API_TOKEN="your-api-token"
BACKUP_DIR="./grafana-backup"
mkdir -p $BACKUP_DIR
# Get all dashboards
curl -H "Authorization: Bearer $API_TOKEN" \
"$GRAFANA_URL/api/search?type=dash-db&limit=1000" | jq -r '.[] | .uid' | while read uid; do
curl -H "Authorization: Bearer $API_TOKEN" \
"$GRAFANA_URL/api/dashboards/uid/$uid" | jq . > "$BACKUP_DIR/$uid.json"
done
echo "Dashboards exported to $BACKUP_DIR"
PostgreSQL Backup
If using PostgreSQL backend:
sudo -u postgres pg_dump -d grafana > grafana_backup.sql
sudo -u postgres pg_dump -d grafana_sessions > grafana_sessions_backup.sql
# Restore
sudo -u postgres psql -d grafana < grafana_backup.sql
Volume Backup
For Docker installations:
# Backup volume
docker run --rm \
-v grafana-storage:/data \
-v $(pwd):/backup \
alpine tar czf /backup/grafana-backup.tar.gz -C /data .
# Restore
docker run --rm \
-v grafana-storage:/data \
-v $(pwd):/backup \
alpine tar xzf /backup/grafana-backup.tar.gz -C /data
Conclusion
Grafana transforms monitoring data into actionable insights through intuitive visualizations and dashboards.
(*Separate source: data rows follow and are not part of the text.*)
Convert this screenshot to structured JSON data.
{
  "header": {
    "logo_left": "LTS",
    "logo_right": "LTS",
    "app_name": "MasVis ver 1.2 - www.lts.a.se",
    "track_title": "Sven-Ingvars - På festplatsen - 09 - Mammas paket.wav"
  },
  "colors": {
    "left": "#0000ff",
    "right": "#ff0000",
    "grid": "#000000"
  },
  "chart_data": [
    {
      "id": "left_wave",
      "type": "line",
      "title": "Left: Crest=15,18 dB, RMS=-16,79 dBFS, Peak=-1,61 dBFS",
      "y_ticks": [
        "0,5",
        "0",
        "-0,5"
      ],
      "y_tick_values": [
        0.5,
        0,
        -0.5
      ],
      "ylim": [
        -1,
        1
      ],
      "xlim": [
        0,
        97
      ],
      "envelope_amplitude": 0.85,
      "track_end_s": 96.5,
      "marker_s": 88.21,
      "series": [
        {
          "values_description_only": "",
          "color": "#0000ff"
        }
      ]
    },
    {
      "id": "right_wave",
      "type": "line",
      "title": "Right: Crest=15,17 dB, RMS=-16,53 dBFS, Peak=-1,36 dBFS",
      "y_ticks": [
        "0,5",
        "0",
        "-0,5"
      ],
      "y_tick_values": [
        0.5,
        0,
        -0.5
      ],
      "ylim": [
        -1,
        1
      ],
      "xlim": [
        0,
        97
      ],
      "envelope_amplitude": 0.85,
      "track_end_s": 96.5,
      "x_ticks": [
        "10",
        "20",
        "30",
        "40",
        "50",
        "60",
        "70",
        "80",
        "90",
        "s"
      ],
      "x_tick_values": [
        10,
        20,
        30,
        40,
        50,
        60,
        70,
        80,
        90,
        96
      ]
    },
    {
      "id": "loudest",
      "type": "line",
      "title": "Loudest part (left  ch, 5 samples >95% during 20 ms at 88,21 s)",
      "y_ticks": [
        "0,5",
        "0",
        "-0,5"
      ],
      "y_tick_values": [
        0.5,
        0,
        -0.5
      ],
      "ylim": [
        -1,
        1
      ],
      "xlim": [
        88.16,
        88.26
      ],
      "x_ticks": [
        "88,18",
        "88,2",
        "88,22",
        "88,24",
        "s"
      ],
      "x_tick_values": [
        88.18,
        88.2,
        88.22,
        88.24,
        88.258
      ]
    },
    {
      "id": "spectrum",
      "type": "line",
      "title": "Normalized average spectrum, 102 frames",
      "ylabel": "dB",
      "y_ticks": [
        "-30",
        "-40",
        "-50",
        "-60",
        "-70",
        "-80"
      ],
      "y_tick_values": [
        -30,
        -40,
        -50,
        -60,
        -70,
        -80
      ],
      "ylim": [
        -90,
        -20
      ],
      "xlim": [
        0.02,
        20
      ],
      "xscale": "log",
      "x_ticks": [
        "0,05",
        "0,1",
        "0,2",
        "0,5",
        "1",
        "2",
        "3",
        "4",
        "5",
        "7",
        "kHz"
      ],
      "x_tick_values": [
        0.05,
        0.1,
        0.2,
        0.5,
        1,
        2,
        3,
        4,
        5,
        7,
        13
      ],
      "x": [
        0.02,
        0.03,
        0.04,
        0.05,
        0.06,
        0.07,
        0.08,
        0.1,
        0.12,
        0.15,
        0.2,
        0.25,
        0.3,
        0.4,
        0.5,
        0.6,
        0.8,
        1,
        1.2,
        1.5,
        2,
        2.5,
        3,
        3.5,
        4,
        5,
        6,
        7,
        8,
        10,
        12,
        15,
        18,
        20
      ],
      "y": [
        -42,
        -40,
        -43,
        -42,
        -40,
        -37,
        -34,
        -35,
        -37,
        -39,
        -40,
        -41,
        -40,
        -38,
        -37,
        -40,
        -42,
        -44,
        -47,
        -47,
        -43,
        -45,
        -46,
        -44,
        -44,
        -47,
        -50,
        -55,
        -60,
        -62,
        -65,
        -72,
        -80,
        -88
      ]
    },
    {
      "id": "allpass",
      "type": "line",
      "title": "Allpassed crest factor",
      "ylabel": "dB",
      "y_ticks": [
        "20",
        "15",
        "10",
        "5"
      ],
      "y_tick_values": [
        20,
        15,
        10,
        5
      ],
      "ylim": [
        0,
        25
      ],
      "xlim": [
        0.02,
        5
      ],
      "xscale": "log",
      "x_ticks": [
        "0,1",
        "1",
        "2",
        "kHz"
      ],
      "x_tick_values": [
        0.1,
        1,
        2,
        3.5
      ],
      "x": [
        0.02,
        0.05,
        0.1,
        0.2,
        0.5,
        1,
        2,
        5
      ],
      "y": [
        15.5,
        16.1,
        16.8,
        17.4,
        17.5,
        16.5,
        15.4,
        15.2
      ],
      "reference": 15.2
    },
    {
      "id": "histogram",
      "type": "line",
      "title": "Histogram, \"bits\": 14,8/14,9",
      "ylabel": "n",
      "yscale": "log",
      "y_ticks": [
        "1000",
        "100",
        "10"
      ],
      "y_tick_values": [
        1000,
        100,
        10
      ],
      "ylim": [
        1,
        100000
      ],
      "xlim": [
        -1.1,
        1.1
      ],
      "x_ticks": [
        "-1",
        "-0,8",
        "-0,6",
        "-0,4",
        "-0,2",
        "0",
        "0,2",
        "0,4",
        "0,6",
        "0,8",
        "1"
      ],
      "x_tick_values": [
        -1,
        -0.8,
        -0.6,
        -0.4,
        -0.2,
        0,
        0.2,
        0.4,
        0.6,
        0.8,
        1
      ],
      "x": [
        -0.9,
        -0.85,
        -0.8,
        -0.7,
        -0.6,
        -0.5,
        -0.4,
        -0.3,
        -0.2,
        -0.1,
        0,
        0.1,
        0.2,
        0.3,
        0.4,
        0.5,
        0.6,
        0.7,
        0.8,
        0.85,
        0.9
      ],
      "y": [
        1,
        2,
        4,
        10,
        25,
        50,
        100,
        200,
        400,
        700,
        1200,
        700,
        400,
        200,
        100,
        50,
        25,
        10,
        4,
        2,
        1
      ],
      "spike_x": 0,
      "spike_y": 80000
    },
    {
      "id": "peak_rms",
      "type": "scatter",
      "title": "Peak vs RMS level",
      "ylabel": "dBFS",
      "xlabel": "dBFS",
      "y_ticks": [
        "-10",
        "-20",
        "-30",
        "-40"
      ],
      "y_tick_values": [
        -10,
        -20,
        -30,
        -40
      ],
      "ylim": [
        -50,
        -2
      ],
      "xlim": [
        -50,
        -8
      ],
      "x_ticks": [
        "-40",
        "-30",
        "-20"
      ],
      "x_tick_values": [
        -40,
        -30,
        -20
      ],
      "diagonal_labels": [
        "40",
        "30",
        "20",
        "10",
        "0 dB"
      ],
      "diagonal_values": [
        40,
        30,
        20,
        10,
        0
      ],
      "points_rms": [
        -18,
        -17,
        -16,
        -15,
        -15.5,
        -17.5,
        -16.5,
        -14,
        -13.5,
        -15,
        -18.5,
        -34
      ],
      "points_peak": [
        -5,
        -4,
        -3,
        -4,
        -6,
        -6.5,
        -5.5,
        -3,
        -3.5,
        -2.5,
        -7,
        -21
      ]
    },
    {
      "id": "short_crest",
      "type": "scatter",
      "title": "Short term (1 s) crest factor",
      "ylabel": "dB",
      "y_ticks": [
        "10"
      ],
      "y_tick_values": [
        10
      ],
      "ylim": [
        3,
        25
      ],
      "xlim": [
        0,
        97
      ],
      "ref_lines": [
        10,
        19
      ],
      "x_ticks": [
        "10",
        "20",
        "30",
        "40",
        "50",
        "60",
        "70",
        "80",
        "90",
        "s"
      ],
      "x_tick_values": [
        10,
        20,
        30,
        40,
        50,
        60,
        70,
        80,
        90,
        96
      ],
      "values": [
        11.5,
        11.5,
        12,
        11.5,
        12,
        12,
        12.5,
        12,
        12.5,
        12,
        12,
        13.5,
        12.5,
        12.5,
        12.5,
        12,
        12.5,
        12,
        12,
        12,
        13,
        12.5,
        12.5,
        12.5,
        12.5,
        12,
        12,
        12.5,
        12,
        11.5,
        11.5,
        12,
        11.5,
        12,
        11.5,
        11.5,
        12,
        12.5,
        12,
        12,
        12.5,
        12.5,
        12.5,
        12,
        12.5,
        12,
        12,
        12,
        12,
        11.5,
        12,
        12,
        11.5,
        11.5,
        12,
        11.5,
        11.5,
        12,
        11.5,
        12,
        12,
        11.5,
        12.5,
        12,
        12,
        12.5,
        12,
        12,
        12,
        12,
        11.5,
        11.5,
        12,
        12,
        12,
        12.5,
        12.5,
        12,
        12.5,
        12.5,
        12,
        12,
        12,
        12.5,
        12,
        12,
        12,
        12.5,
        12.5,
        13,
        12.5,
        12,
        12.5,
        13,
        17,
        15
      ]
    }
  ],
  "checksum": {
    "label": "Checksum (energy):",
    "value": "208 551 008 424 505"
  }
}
By following this guide, you've established a powerful observability platform that scales with your infrastructure. Focus on creating meaningful dashboards that tell stories about your systems, regularly backup your configurations and dashboards, and leverage community resources for continued learning and improvement. With Grafana as your visualization layer, you empower teams to understand system behavior and respond quickly to issues.